Cette source, il faut vraisemblablement la chercher dans le changement profond qui, vers la fin du XIe siècle, s’était opéré dans les mœurs et que j’ai essayé de caractériser dans un précédent article[1]. Entre 1050 et 1100, disais-je en substance, grâce à l’accroissement de la richesse et de la sécurité publiques, la vie de société avait commencé à naître. Les massifs châteaux, bâtis uniquement en vue de la défense, s’étaient enfin ouverts à des assemblées et à des fêtes. Les grands seigneurs avaient pris l’habitude de s’entourer de cliens, chevaliers pauvres, soudoyers, jongleurs, qui, en temps de guerre, devenaient des soldats, et dont la présence embellissait les loisirs de la paix. Les rois d’Angleterre, qui résidaient le plus souvent en Normandie, les ducs d’Aquitaine, à Poitiers ou à Bordeaux, les comtes de Toulouse, faisaient assaut d’élégance et de luxe ; et nous avons vu que des seigneurs de rang bien inférieur, comme les comtes de Limoges, les humbles vicomtes de Ventadour, essayaient de rivaliser avec eux.

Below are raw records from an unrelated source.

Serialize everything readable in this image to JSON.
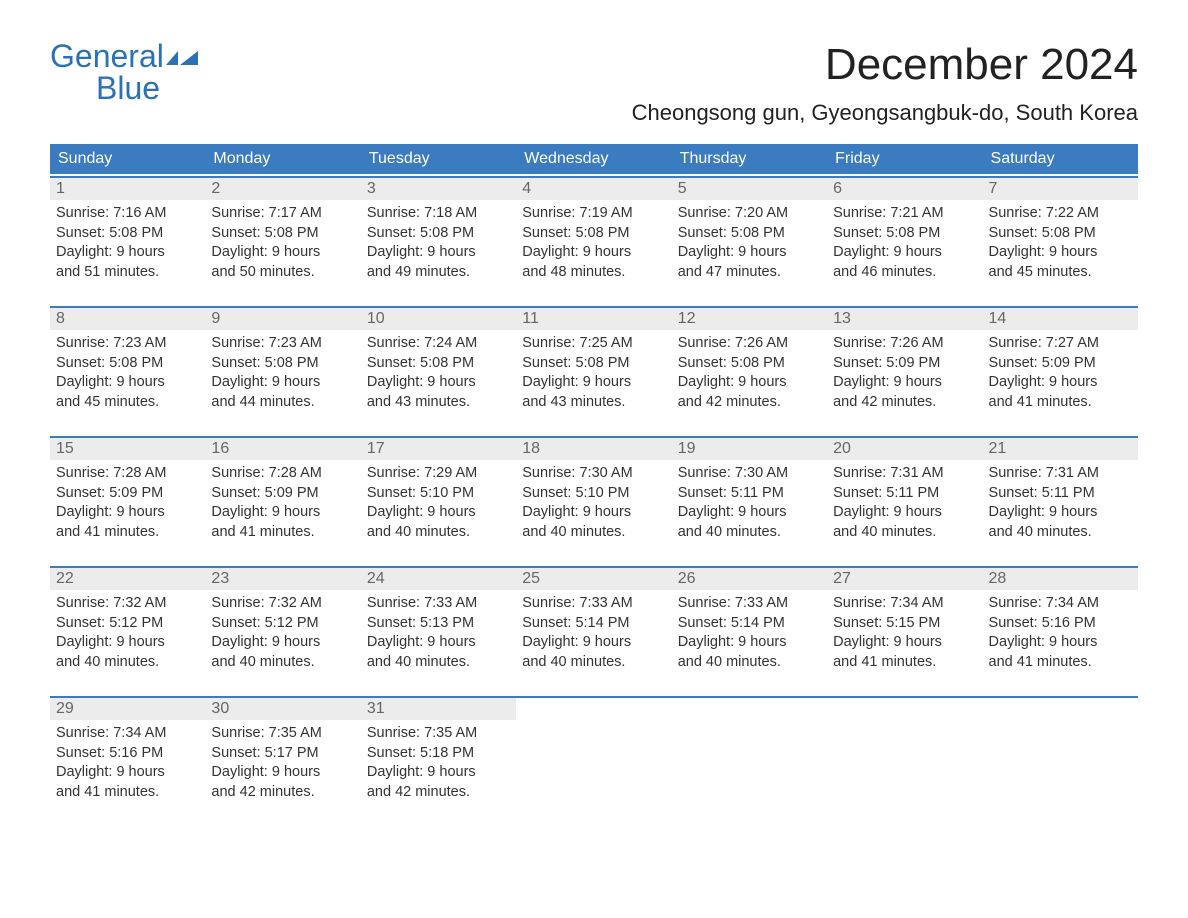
{
  "logo": {
    "line1": "General",
    "line2": "Blue"
  },
  "title": "December 2024",
  "location": "Cheongsong gun, Gyeongsangbuk-do, South Korea",
  "colors": {
    "brand": "#2a72b5",
    "header_bg": "#3b7bbf",
    "header_text": "#ffffff",
    "daynum_bg": "#ececec",
    "daynum_text": "#666666",
    "body_text": "#333333",
    "row_border": "#3b7bbf",
    "page_bg": "#ffffff"
  },
  "dow": [
    "Sunday",
    "Monday",
    "Tuesday",
    "Wednesday",
    "Thursday",
    "Friday",
    "Saturday"
  ],
  "weeks": [
    [
      {
        "n": "1",
        "sr": "7:16 AM",
        "ss": "5:08 PM",
        "dl1": "9 hours",
        "dl2": "and 51 minutes."
      },
      {
        "n": "2",
        "sr": "7:17 AM",
        "ss": "5:08 PM",
        "dl1": "9 hours",
        "dl2": "and 50 minutes."
      },
      {
        "n": "3",
        "sr": "7:18 AM",
        "ss": "5:08 PM",
        "dl1": "9 hours",
        "dl2": "and 49 minutes."
      },
      {
        "n": "4",
        "sr": "7:19 AM",
        "ss": "5:08 PM",
        "dl1": "9 hours",
        "dl2": "and 48 minutes."
      },
      {
        "n": "5",
        "sr": "7:20 AM",
        "ss": "5:08 PM",
        "dl1": "9 hours",
        "dl2": "and 47 minutes."
      },
      {
        "n": "6",
        "sr": "7:21 AM",
        "ss": "5:08 PM",
        "dl1": "9 hours",
        "dl2": "and 46 minutes."
      },
      {
        "n": "7",
        "sr": "7:22 AM",
        "ss": "5:08 PM",
        "dl1": "9 hours",
        "dl2": "and 45 minutes."
      }
    ],
    [
      {
        "n": "8",
        "sr": "7:23 AM",
        "ss": "5:08 PM",
        "dl1": "9 hours",
        "dl2": "and 45 minutes."
      },
      {
        "n": "9",
        "sr": "7:23 AM",
        "ss": "5:08 PM",
        "dl1": "9 hours",
        "dl2": "and 44 minutes."
      },
      {
        "n": "10",
        "sr": "7:24 AM",
        "ss": "5:08 PM",
        "dl1": "9 hours",
        "dl2": "and 43 minutes."
      },
      {
        "n": "11",
        "sr": "7:25 AM",
        "ss": "5:08 PM",
        "dl1": "9 hours",
        "dl2": "and 43 minutes."
      },
      {
        "n": "12",
        "sr": "7:26 AM",
        "ss": "5:08 PM",
        "dl1": "9 hours",
        "dl2": "and 42 minutes."
      },
      {
        "n": "13",
        "sr": "7:26 AM",
        "ss": "5:09 PM",
        "dl1": "9 hours",
        "dl2": "and 42 minutes."
      },
      {
        "n": "14",
        "sr": "7:27 AM",
        "ss": "5:09 PM",
        "dl1": "9 hours",
        "dl2": "and 41 minutes."
      }
    ],
    [
      {
        "n": "15",
        "sr": "7:28 AM",
        "ss": "5:09 PM",
        "dl1": "9 hours",
        "dl2": "and 41 minutes."
      },
      {
        "n": "16",
        "sr": "7:28 AM",
        "ss": "5:09 PM",
        "dl1": "9 hours",
        "dl2": "and 41 minutes."
      },
      {
        "n": "17",
        "sr": "7:29 AM",
        "ss": "5:10 PM",
        "dl1": "9 hours",
        "dl2": "and 40 minutes."
      },
      {
        "n": "18",
        "sr": "7:30 AM",
        "ss": "5:10 PM",
        "dl1": "9 hours",
        "dl2": "and 40 minutes."
      },
      {
        "n": "19",
        "sr": "7:30 AM",
        "ss": "5:11 PM",
        "dl1": "9 hours",
        "dl2": "and 40 minutes."
      },
      {
        "n": "20",
        "sr": "7:31 AM",
        "ss": "5:11 PM",
        "dl1": "9 hours",
        "dl2": "and 40 minutes."
      },
      {
        "n": "21",
        "sr": "7:31 AM",
        "ss": "5:11 PM",
        "dl1": "9 hours",
        "dl2": "and 40 minutes."
      }
    ],
    [
      {
        "n": "22",
        "sr": "7:32 AM",
        "ss": "5:12 PM",
        "dl1": "9 hours",
        "dl2": "and 40 minutes."
      },
      {
        "n": "23",
        "sr": "7:32 AM",
        "ss": "5:12 PM",
        "dl1": "9 hours",
        "dl2": "and 40 minutes."
      },
      {
        "n": "24",
        "sr": "7:33 AM",
        "ss": "5:13 PM",
        "dl1": "9 hours",
        "dl2": "and 40 minutes."
      },
      {
        "n": "25",
        "sr": "7:33 AM",
        "ss": "5:14 PM",
        "dl1": "9 hours",
        "dl2": "and 40 minutes."
      },
      {
        "n": "26",
        "sr": "7:33 AM",
        "ss": "5:14 PM",
        "dl1": "9 hours",
        "dl2": "and 40 minutes."
      },
      {
        "n": "27",
        "sr": "7:34 AM",
        "ss": "5:15 PM",
        "dl1": "9 hours",
        "dl2": "and 41 minutes."
      },
      {
        "n": "28",
        "sr": "7:34 AM",
        "ss": "5:16 PM",
        "dl1": "9 hours",
        "dl2": "and 41 minutes."
      }
    ],
    [
      {
        "n": "29",
        "sr": "7:34 AM",
        "ss": "5:16 PM",
        "dl1": "9 hours",
        "dl2": "and 41 minutes."
      },
      {
        "n": "30",
        "sr": "7:35 AM",
        "ss": "5:17 PM",
        "dl1": "9 hours",
        "dl2": "and 42 minutes."
      },
      {
        "n": "31",
        "sr": "7:35 AM",
        "ss": "5:18 PM",
        "dl1": "9 hours",
        "dl2": "and 42 minutes."
      },
      null,
      null,
      null,
      null
    ]
  ],
  "labels": {
    "sunrise": "Sunrise: ",
    "sunset": "Sunset: ",
    "daylight": "Daylight: "
  }
}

Ce changement ne s’accomplit point sans de graves désordres et une véritable crise des mœurs publiques. On se précipitait dans le plaisir avec la fougue de natures jeunes, que le christianisme n’avait pas réussi à pénétrer profondément. Il semblait que les grands mesurassent leur puissance et leurs richesses au nombre de leurs bâtards : Henri Ier d’Angleterre en eut jusqu’à douze et les généalogistes ne sont point d’accord sur le nombre de ceux qui pullulaient autour de la dynastie des Raimon de Toulouse. Les prédicateurs se répandent en lamentations sur les désordres qui affligeaient la haute société, et les satiriques ou moralistes profanes leur font écho. Les hommes mariés, nous disent-ils, tombent dans les pires désordres ; leurs femmes ne les imitent que trop, ou du moins elles le feraient volontiers ; mais ceux-ci, pour les en empêcher, les traitent en esclaves. Guillaume IX, dans une pièce fort spirituelle, qui doit être de l’extrême fin du XIe siècle, nous montre une dame implorant son appui contre un mari qui l’enferme, et il prévient charitablement le jaloux que c’est là le meilleur moyen pour attirer sur lui le malheur qu’il redoute : « Je vous

  1. Voyez la Revue du 15 janvier 1899, p. 367 et suivantes.